Is Dante here illustrating how one’s conscious attention lights up a memory or piece of knowledge when it focuses on it and reflects on it? The shade in being reflected on becomes “like a ruby” and gains brightness through rejoicing or rejoining the pilgrim! The spirit, Folco, then explains that no desire can hide from God because one’s own sight “inhims” God to one–as in what one sees, inside or out, God also sees. Is the suggestion, therefore, that whatever one is conscious of or what one sees, God also sees? And where, thus, must God also reside if not within one’s self? Dante then rightly asks why his desire is not simply immediately fulfilled if his desire is so easily seen! Ha! Folco answers naturally:
“The largest valley in which water can
spread,” began its words then,”after the ocean
that garlands the dry land,
between discordant shores goes against the
sun so far that it has its meridian where formerly
its horizon was.”
Folco’s answer is simple–in order for the Mediterranean, a smaller body of water than the ocean, to receive the water of the ocean, or to share in it, it must shift its meridian, or middle, to where once its horizon or limit was. This means that in order to learn something new, one must shift one’s focus or “empty one’s cup” in order to receive something (knowledge or truth) new! We now proceed to a description of Rahab, the prostitute or harlot of Jericho.
Rahab was a prostitute during Joshua’s assault on Jericho, and when Joshua’s spies required safe haven, she offered this. For this reason, when Jesus descended to Hell, Rahab was the first shade he brought up with him for his contributions to the faith. The essential idea here is that if one were to judge Rahab based on superficial considerations, like her profession, she might appear deeply sinful in terms of working to fulfill carnal or sensual desires. Her largest effect on the world, however, lay not in her job but her contribution to Joshua’s retaking of the Holy Land. If one pauses for just a moment to reflect on this fact, then one easily sees just how much larger her contribution was than was her “sinful profession” might suggest to the undiscerning reader.

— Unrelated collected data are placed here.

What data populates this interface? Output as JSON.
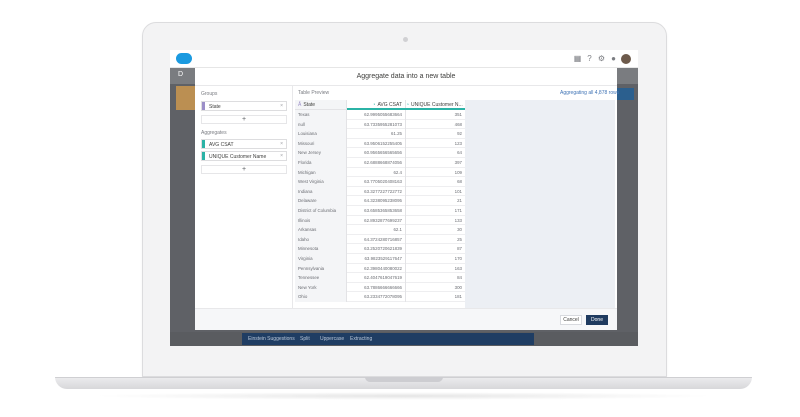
{
  "header": {
    "icons": [
      "grid-icon",
      "help-icon",
      "gear-icon",
      "notification-icon"
    ],
    "sub_title": "D"
  },
  "modal": {
    "title": "Aggregate data into a new table",
    "groups_label": "Groups",
    "groups": [
      {
        "label": "State",
        "color": "#9b8ec8"
      }
    ],
    "aggregates_label": "Aggregates",
    "aggregates": [
      {
        "label": "AVG CSAT",
        "color": "#2bb3a6"
      },
      {
        "label": "UNIQUE Customer Name",
        "color": "#2bb3a6"
      }
    ],
    "add_symbol": "+",
    "remove_symbol": "×",
    "preview_label": "Table Preview",
    "aggregating_note": "Aggregating all 4,878 rows",
    "columns": [
      {
        "label": "State",
        "icon": "dimension-icon",
        "accent": "#9b8ec8"
      },
      {
        "label": "AVG CSAT",
        "icon": "measure-icon",
        "accent": "#2bb3a6"
      },
      {
        "label": "UNIQUE Customer N...",
        "icon": "measure-icon",
        "accent": "#2bb3a6"
      }
    ],
    "rows": [
      [
        "Texas",
        "62.9995055683664",
        "351"
      ],
      [
        "null",
        "63.7335955281073",
        "468"
      ],
      [
        "Louisiana",
        "61.25",
        "92"
      ],
      [
        "Missouri",
        "63.9506152255405",
        "123"
      ],
      [
        "New Jersey",
        "60.9565656565656",
        "64"
      ],
      [
        "Florida",
        "62.6888668874056",
        "397"
      ],
      [
        "Michigan",
        "62.4",
        "109"
      ],
      [
        "West Virginia",
        "63.7705020408163",
        "68"
      ],
      [
        "Indiana",
        "63.3277227722772",
        "101"
      ],
      [
        "Delaware",
        "64.3238095238095",
        "21"
      ],
      [
        "District of Columbia",
        "63.6585365853658",
        "171"
      ],
      [
        "Illinois",
        "62.8932877699237",
        "133"
      ],
      [
        "Arkansas",
        "62.1",
        "30"
      ],
      [
        "Idaho",
        "64.3724280716857",
        "25"
      ],
      [
        "Minnesota",
        "63.2520720621839",
        "87"
      ],
      [
        "Virginia",
        "63.9823529117647",
        "170"
      ],
      [
        "Pennsylvania",
        "62.3980440080022",
        "163"
      ],
      [
        "Tennessee",
        "62.4047619047619",
        "84"
      ],
      [
        "New York",
        "63.7886666666666",
        "300"
      ],
      [
        "Ohio",
        "63.2334772078095",
        "181"
      ]
    ],
    "cancel_label": "Cancel",
    "done_label": "Done"
  },
  "background": {
    "bottom_bar": [
      "Einstein Suggestions",
      "Split",
      "Uppercase",
      "Extracting"
    ]
  }
}
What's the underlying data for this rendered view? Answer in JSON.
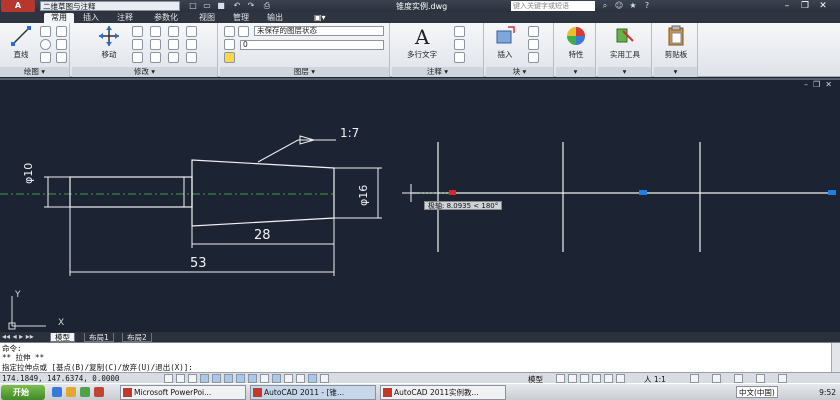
{
  "titlebar": {
    "logo": "A",
    "workspace": "二维草图与注释",
    "document": "锥度实例.dwg",
    "search_placeholder": "键入关键字或短语"
  },
  "ribbon_tabs": [
    "常用",
    "插入",
    "注释",
    "参数化",
    "视图",
    "管理",
    "输出"
  ],
  "ribbon": {
    "draw": {
      "label": "绘图",
      "line": "直线"
    },
    "modify": {
      "label": "修改",
      "move": "移动"
    },
    "layers": {
      "label": "图层",
      "layer_state": "未保存的图层状态",
      "current_layer": "0"
    },
    "annotation": {
      "label": "注释",
      "mtext": "多行文字"
    },
    "block": {
      "label": "块",
      "insert": "插入"
    },
    "properties": {
      "label": "特性"
    },
    "utilities": {
      "label": "实用工具"
    },
    "clipboard": {
      "label": "剪贴板"
    }
  },
  "drawing": {
    "taper_label": "1:7",
    "dim_left_dia": "φ10",
    "dim_right_dia": "φ16",
    "dim_28": "28",
    "dim_53": "53",
    "cursor_tooltip": "极轴: 8.0935 < 180°",
    "ucs_x": "X",
    "ucs_y": "Y"
  },
  "layout_tabs": [
    "模型",
    "布局1",
    "布局2"
  ],
  "command_line": {
    "line1": "命令:",
    "line2": "** 拉伸 **",
    "line3": "指定拉伸点或 [基点(B)/复制(C)/放弃(U)/退出(X)]:"
  },
  "status": {
    "coords": "174.1849, 147.6374, 0.0000",
    "model": "模型",
    "scale": "人 1:1"
  },
  "taskbar": {
    "start": "开始",
    "tasks": [
      "Microsoft PowerPoi...",
      "AutoCAD 2011 - [锥...",
      "AutoCAD 2011实例教..."
    ],
    "language": "中文(中国)",
    "clock": "9:52"
  }
}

The canto then ends with a description of how the pope and church have lost their values and no longer focus on what matters. In fact, far from Rahab or Cunizza being seen as adulteresses, Dante inverts (contrapasso) the idea, and claims that it is in fact the church (remember the Harlot of Babylon) which is the true adulteress now, having altered its focus from divine things and now selling itself to material considerations!

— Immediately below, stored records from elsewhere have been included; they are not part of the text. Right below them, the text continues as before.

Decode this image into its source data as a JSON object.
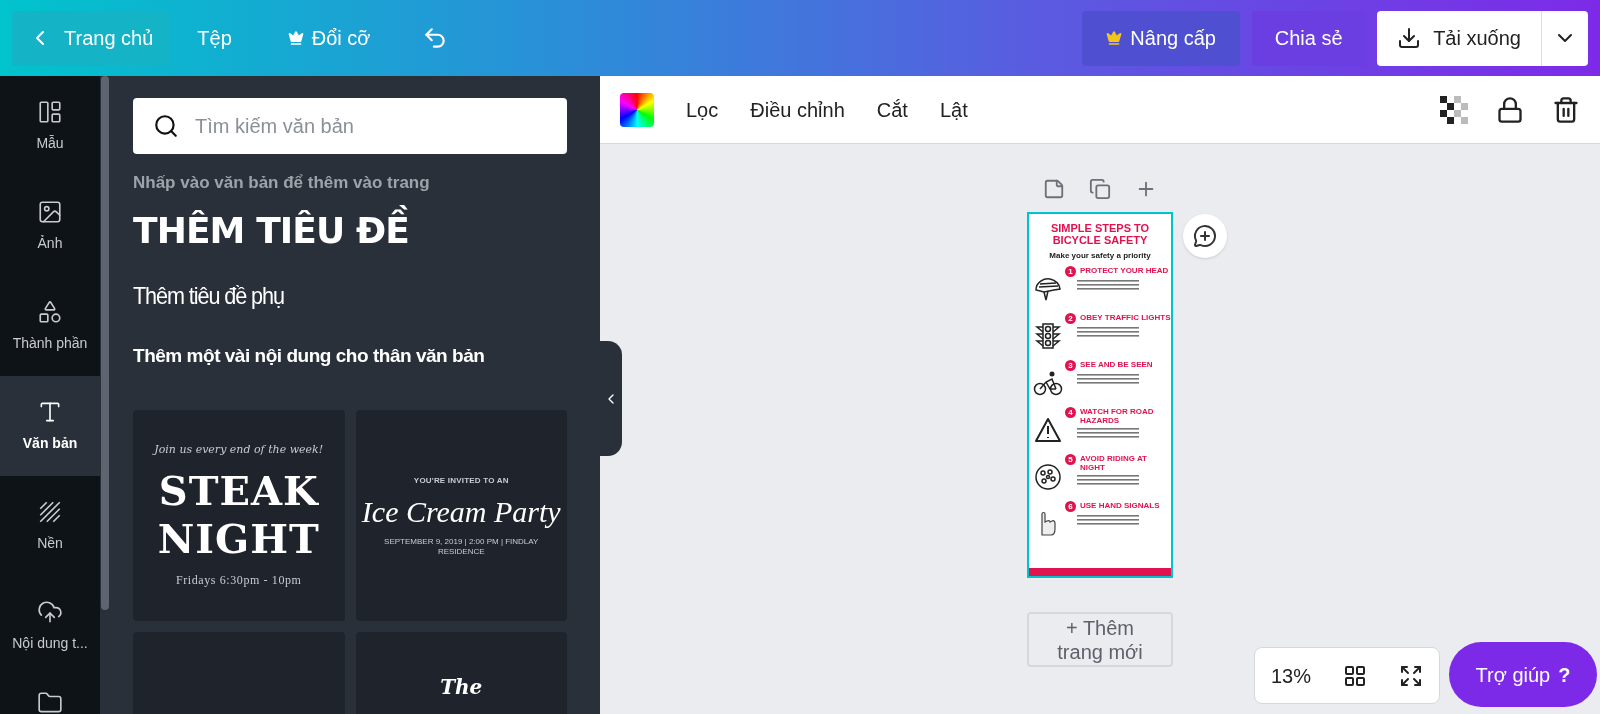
{
  "topbar": {
    "home": "Trang chủ",
    "menu": [
      {
        "label": "Tệp",
        "kind": "text"
      },
      {
        "label": "Đổi cỡ",
        "kind": "crown"
      }
    ],
    "upgrade": "Nâng cấp",
    "share": "Chia sẻ",
    "download": "Tải xuống"
  },
  "rail": [
    {
      "label": "Mẫu",
      "kind": "layout",
      "selected": false
    },
    {
      "label": "Ảnh",
      "kind": "photo",
      "selected": false
    },
    {
      "label": "Thành phần",
      "kind": "shapes",
      "selected": false
    },
    {
      "label": "Văn bản",
      "kind": "text",
      "selected": true
    },
    {
      "label": "Nền",
      "kind": "hatch",
      "selected": false
    },
    {
      "label": "Nội dung t...",
      "kind": "upload",
      "selected": false
    },
    {
      "kind": "folder",
      "selected": false
    }
  ],
  "panel": {
    "search_placeholder": "Tìm kiếm văn bản",
    "hint": "Nhấp vào văn bản để thêm vào trang",
    "heading": "THÊM TIÊU ĐỀ",
    "subheading": "Thêm tiêu đề phụ",
    "body": "Thêm một vài nội dung cho thân văn bản",
    "templates": [
      {
        "kind": "steak",
        "top": "Join us every end of the week!",
        "main": "STEAK NIGHT",
        "bottom": "Fridays 6:30pm - 10pm"
      },
      {
        "kind": "party",
        "top": "YOU'RE INVITED TO AN",
        "main": "Ice Cream Party",
        "bottom": "SEPTEMBER 9, 2019 | 2:00 PM | FINDLAY RESIDENCE"
      },
      {
        "kind": "blank"
      },
      {
        "kind": "yocolat",
        "top": "The"
      }
    ]
  },
  "toolbar": {
    "items": [
      "Lọc",
      "Điều chỉnh",
      "Cắt",
      "Lật"
    ]
  },
  "design": {
    "title": "SIMPLE STEPS TO BICYCLE SAFETY",
    "subtitle": "Make your safety a priority",
    "steps": [
      {
        "number": "1",
        "title": "PROTECT YOUR HEAD",
        "kind": "helmet"
      },
      {
        "number": "2",
        "title": "OBEY TRAFFIC LIGHTS",
        "kind": "traffic"
      },
      {
        "number": "3",
        "title": "SEE AND BE SEEN",
        "kind": "cyclist"
      },
      {
        "number": "4",
        "title": "WATCH FOR ROAD HAZARDS",
        "kind": "warning"
      },
      {
        "number": "5",
        "title": "AVOID RIDING AT NIGHT",
        "kind": "moon"
      },
      {
        "number": "6",
        "title": "USE HAND SIGNALS",
        "kind": "hand"
      }
    ]
  },
  "add_page": "+ Thêm trang mới",
  "zoom": "13%",
  "help": {
    "label": "Trợ giúp",
    "mark": "?"
  }
}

“For this the Gospel and the great Doctors are
forgotten, and only the Decretals are studied, as
their margins show.
To this the pope and cardinals attend;
their thoughts go not to Nazareth, where Gabriel
opened his wings.
But Vatican and the other noble parts of
Rome, cemetery of the army that followed Peter,
will soon be freed from such adultery.”
The pope and cardinals now focus on man-made theology and rules and institutions of the church rather than considering the source of truth and knowledge in the Gospel, in the Church Fathers, and of course the source or birthplace of Jesus himself, Nazareth.
It is no accident that the dove which first represented Venus, and love, became the image by which the holy spirit, or the relationship between the Son and the Father, is also represented.